There was no esports performance more horrendous than Shanghai’s first two stages of 2018. In fact, their second stage is still home to the worst top-flight esports performance of all time, racking up only two maps wins across 10 games, and maintaining a 5 percent win rate.

At it was almost depressing to see a team get destroyed game-after-game. Then, everyone started to question why they were in the Overwatch League in the first place. Finally, the community turned to anger as some wondered whether they would actually win, or whether they were there to anchor down the quality of the league.

At least Jin Air looked semi-competitive for most of 2019. Jin Air lost a lot of their star talent heading into 2019, including bot laner Park “Teddy” Jin-seong and jungler Eom “UmTi” Seong-hyeon. Having to rebuild from the ground up, with no component to reliably keep around, meant that Jin Air would be left floundering in the dregs of the LCK ladder.

Their early games have always looked decent, thanks to Kim “Malrang” Geun-seong’s constant lane pressure. Heo “Lindarang” Man-heung and Moon “Route” Geom-su have played relatively well for most of the year too, giving Jin Air some some consistency on the Rift.

With Jin Air, the wheels fell off hard late in the game, and very often they couldn’t close out games they got monstrous leads in. They often draft around their early game too, bringing out some innovative strategies like Zed-Blitzcrank in Summer, but they can rarely translate their leads into wins.

So, while their record will be the only thing highlighted in history, Jin Air can hold their heads higher than Shanghai for the fact that throughout the season, they looked competitive against most teams.

Holding on to the dream

Shanghai managed to turn around their 2018 woes in 2019. They brought in new talent during season one, including off-tank Kim “Geguri” Se-yeon and Chon “Ado” Gi-hyeon to try and scrape together a win at the end of 2018.

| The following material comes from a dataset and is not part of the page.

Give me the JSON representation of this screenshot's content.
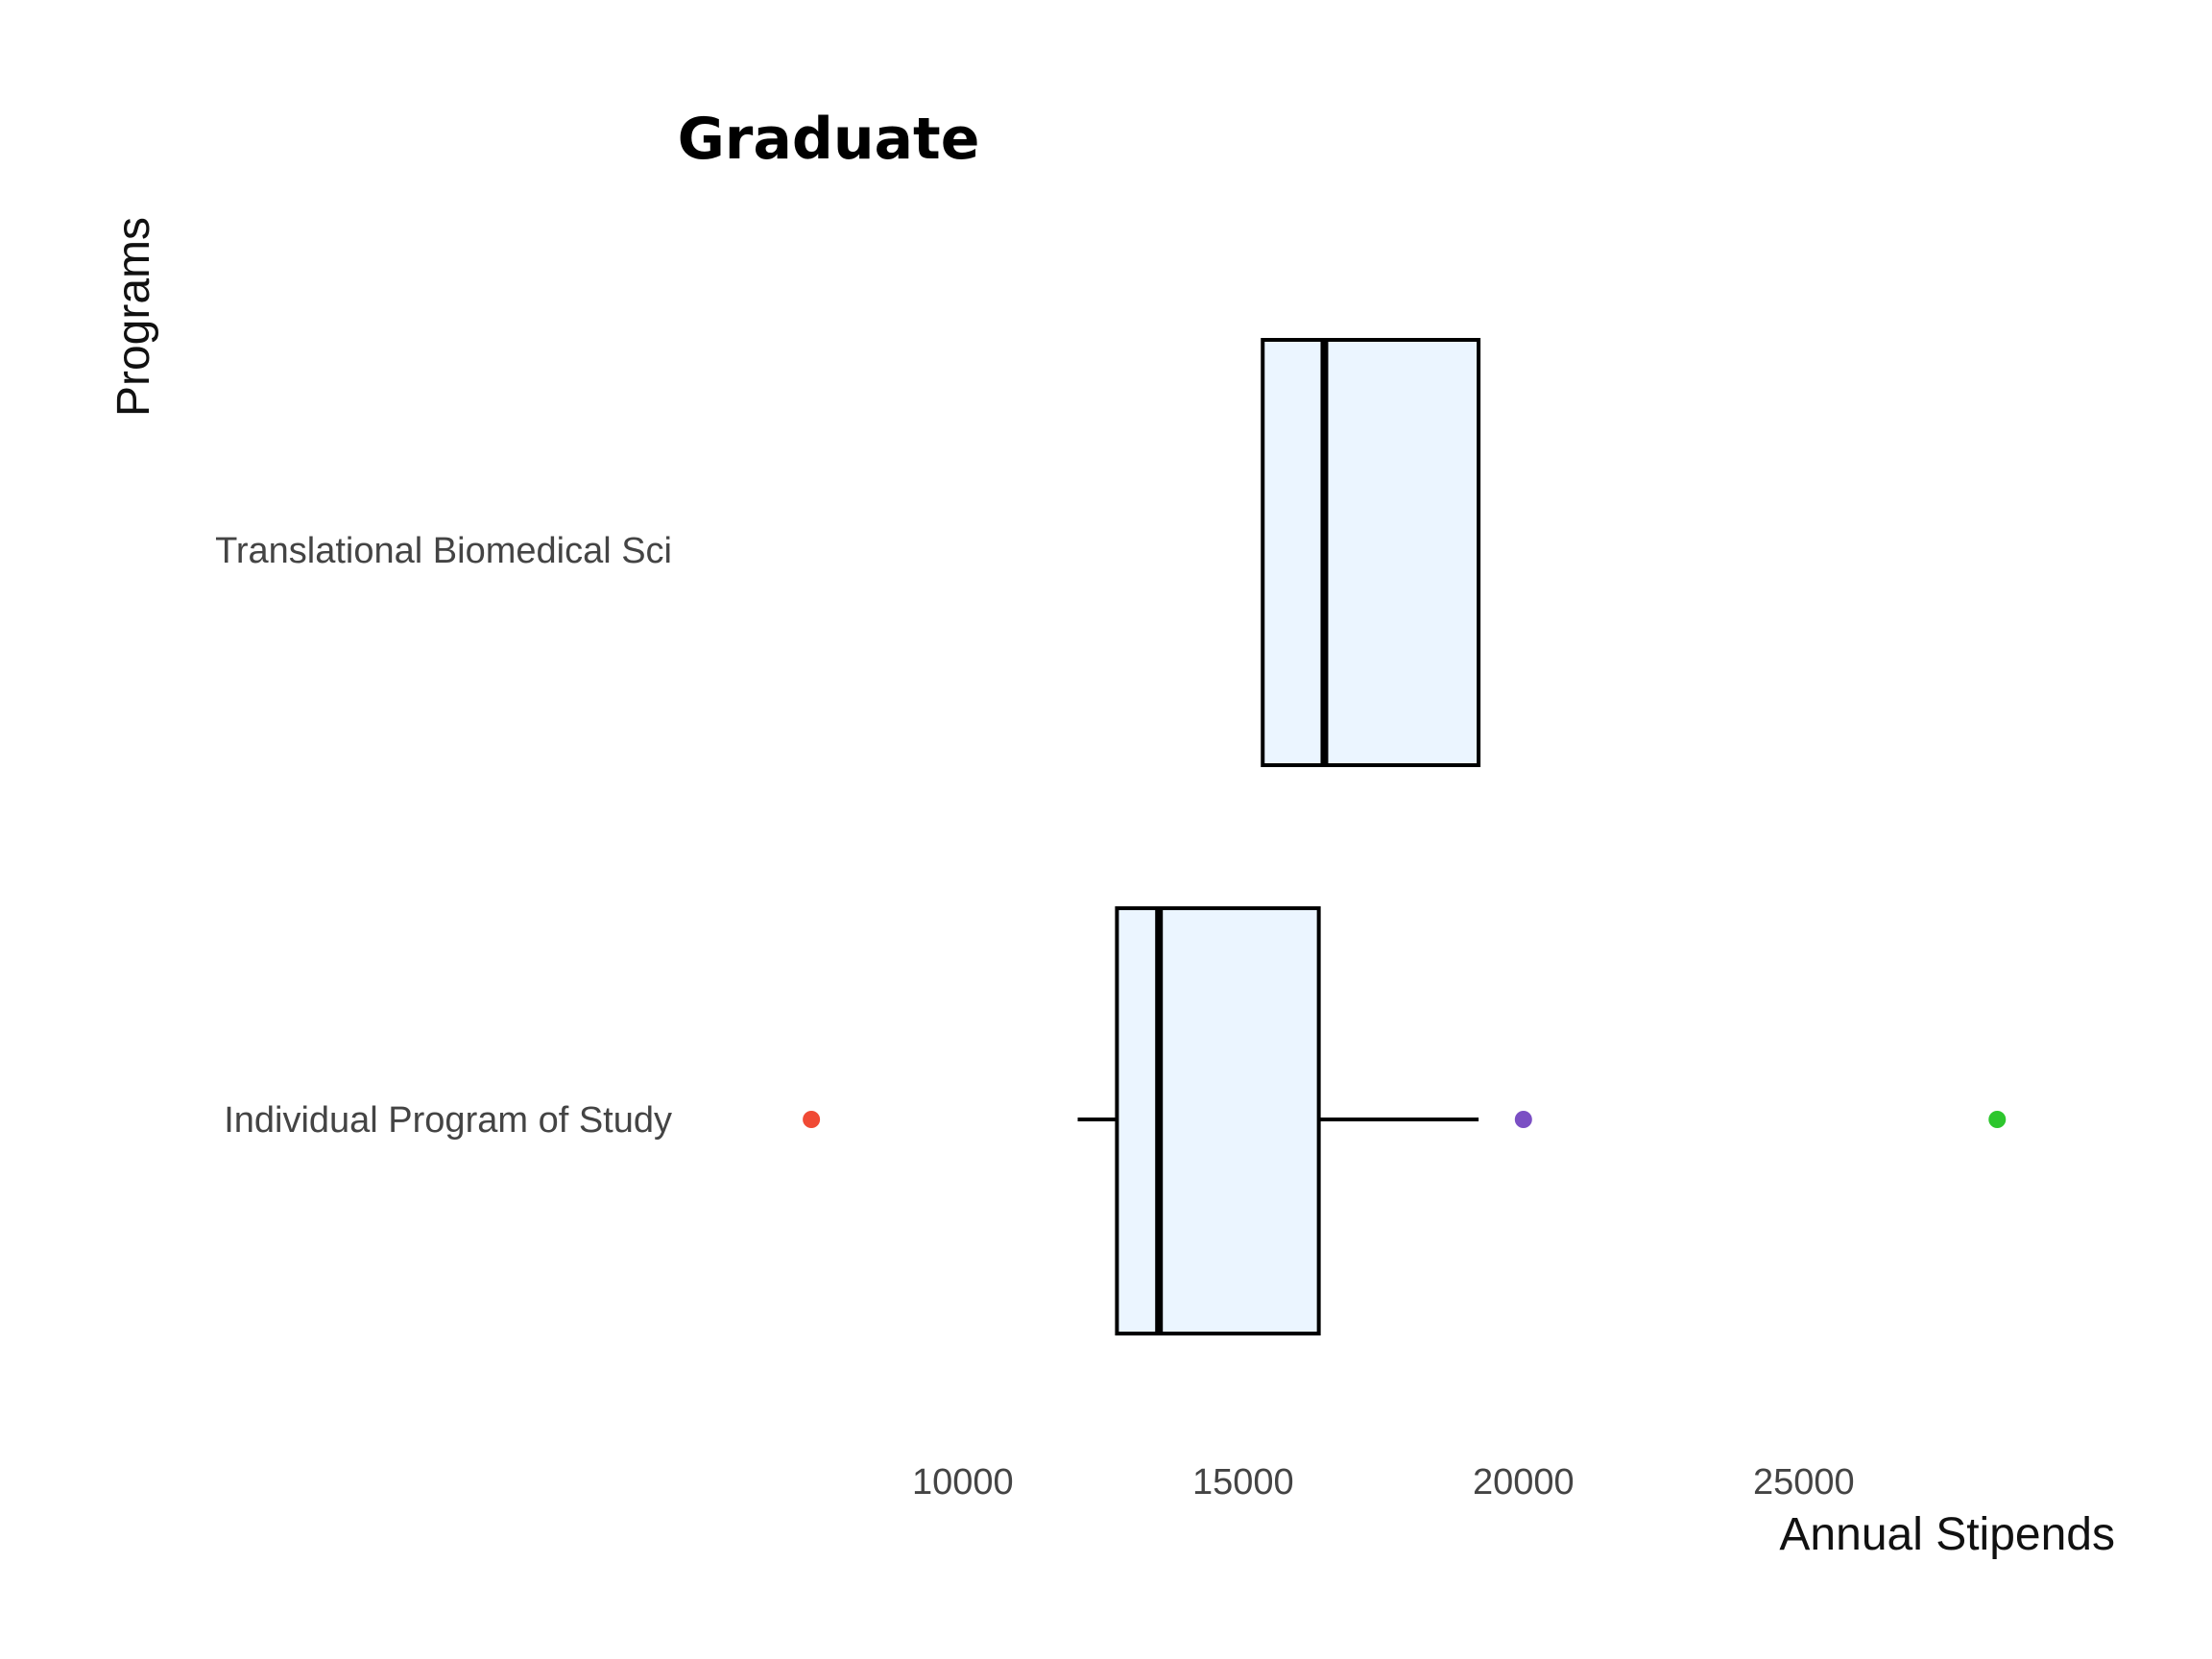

While they couldn’t manage to find one, the final two stages saw an upturn in Shanghai’s performances. Then, in 2019, they scrapped most of the 2018 roster, picked up the core of Kongdoo Panthera, then one of Contenders Korea’s best teams, and turned over a new page in the organisation’s history.

They picked up their first win against Boston in week two, ending a 42-game losing streak. They went on to qualify for their first stage playoffs in stage two, before taking out stage three for themselves as they rose from strength-to-strength.

Shanghai held onto the dream, and Jin Air must do the same for 2020. Now with a year’s worth of batterings under their belt, they can come into 2020 with a fresh perspective on the LCK. Making it through Spring Promotions is the next step on this long journey to regain some semblance of dignity, but Jin Air has the tools to succeed.

Both Jin Air’s 2019 and Shanghai’s 2018 are as bad as each other. Across their respective esports, they managed to put the worst performance together possible. But, if Jin Air’s 2020 is like Shanghai’s 2019, there’s a lot of glad planes to look forward to.